Another cost free way is to use Ollama on local with the nomic-embed-text model. Download Ollama. That would be my favorite solution. However, when you publish the app, you need a way to get embeddings for the query. Setting up Ollama to work remotely with an API endpoint is too complex for this workshop. So we’ll stick with SentenceTransformer.

FLow

create / connect to MongoDB, weaviate, create weaviate collection etc
create public github repo for your code

Then

generate script that imports data from MongoDB to Weaviate
setup streamlit app.py
test on local
setup the deploy when pushing on github

Streamlit app features

The user can input a text query.
The app returns the N most meaningful texts related to that query along with similarity scores

In a left sidebar, the user can also select:

number of documents to display OR similarity metric threshold value
similarity netrics : cosine, dot product, …
different search algorithms : hybrid, BM25F, vector search
drop downs for categorical fields in the dataset

You are absolutely free to add the features you like.

Deployment

the GitHub repository should contain

app.py (main Streamlit application)
requirements.txt (Python dependencies)
README.md (project documentation)
config.py (configuration management)
.streamlit/secrets.toml (for sensitive data)

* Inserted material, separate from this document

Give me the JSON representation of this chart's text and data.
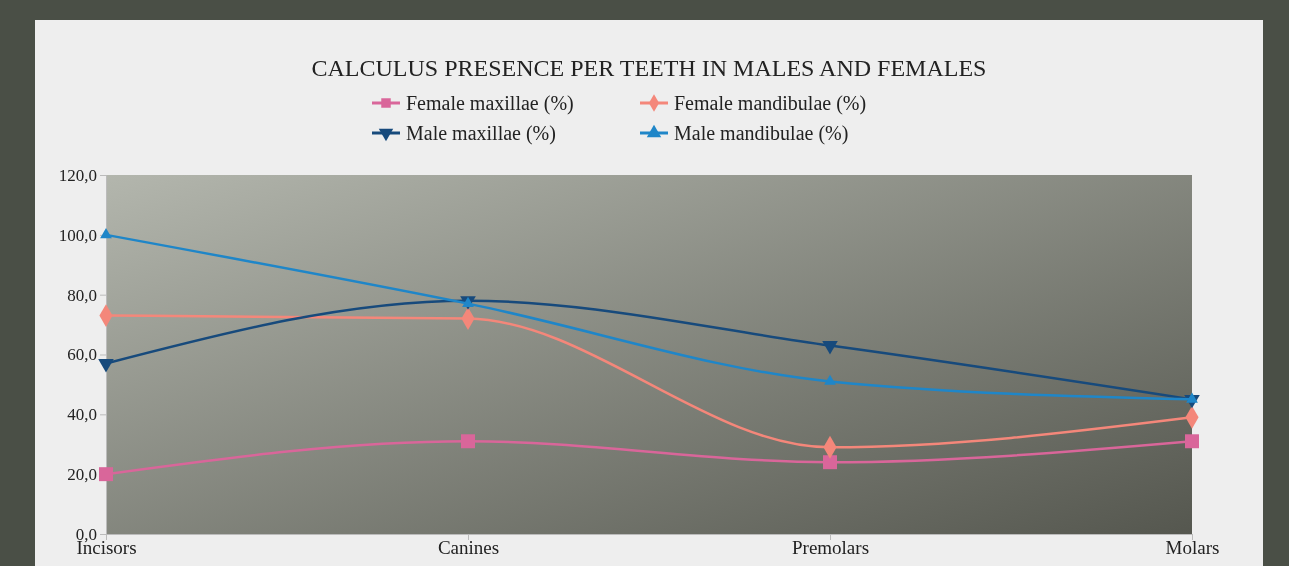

Create a requirementts.txt file with:

pip freeze > requirements.txt

To deploy on streamlit cloud:

CCreate a streamlit account on https://streamlit.io/cloud

Connect GitHub repository
Configure secrets for Weaviate credentials
Deploy with one click

streamlit cloud deployment details

Make sure your app runs locally: Before deploying, test your app one last time locally to catch any last-minute errors.

Commit and Push: Commit all your changes (including app.py, requirements.txt, and any other necessary files) to your GitHub repository.

Connect to Streamlit Cloud:

Create a New Application:

Click “New App”: On your Streamlit Cloud dashboard, look for a button or link labeled “New App” or something similar. Click it.

Configure Your Deployment:

Repository: A dropdown menu will appear, allowing you to select the GitHub repository containing your Streamlit app. Find your repository in the list and select it. You may need to grant Streamlit Cloud permission to access your repositories if this is your first time.

Branch: Select the branch from which you want to deploy.

Main File Path: Specify the path to your main Streamlit application file (usually app.py). If your app.py file is in the root directory of your repository, you can simply enter app.py. If it’s in a subdirectory, specify the full path (e.g., src/app.py).

Advanced Settings (Optional): Streamlit Cloud offers some advanced configuration options, but for most basic deployments, you can leave these at their default values. These options might include:

Secrets Management: Allows you to securely store API keys or other sensitive information (covered in a separate guide).

Deploy!

Click “Deploy!”: Once you’ve configured everything, click the “Deploy!” button.

Reranker

Reranking seeks to improve search relevance by reordering the result set returned by a search with a different model.

see https://weaviate.io/developers/weaviate/concepts/reranking

Note: the Hugging face reranker module requires a hugging face API key. Not sure if they offer a free tier. Use models like cross-encoder/ms-marco-MiniLM-L-6-v2

Quality Assessment

Test your application with:

Different query types (exact match, semantic similarity, conceptual queries)
Edge cases (empty queries, very long queries)
Some kind of performance evaluation

Once you have deployed your app, share the link in the discord and in the spreadshhet.

Don’t forget to add your name in the app so I know who did it

First one to finish gets a high five!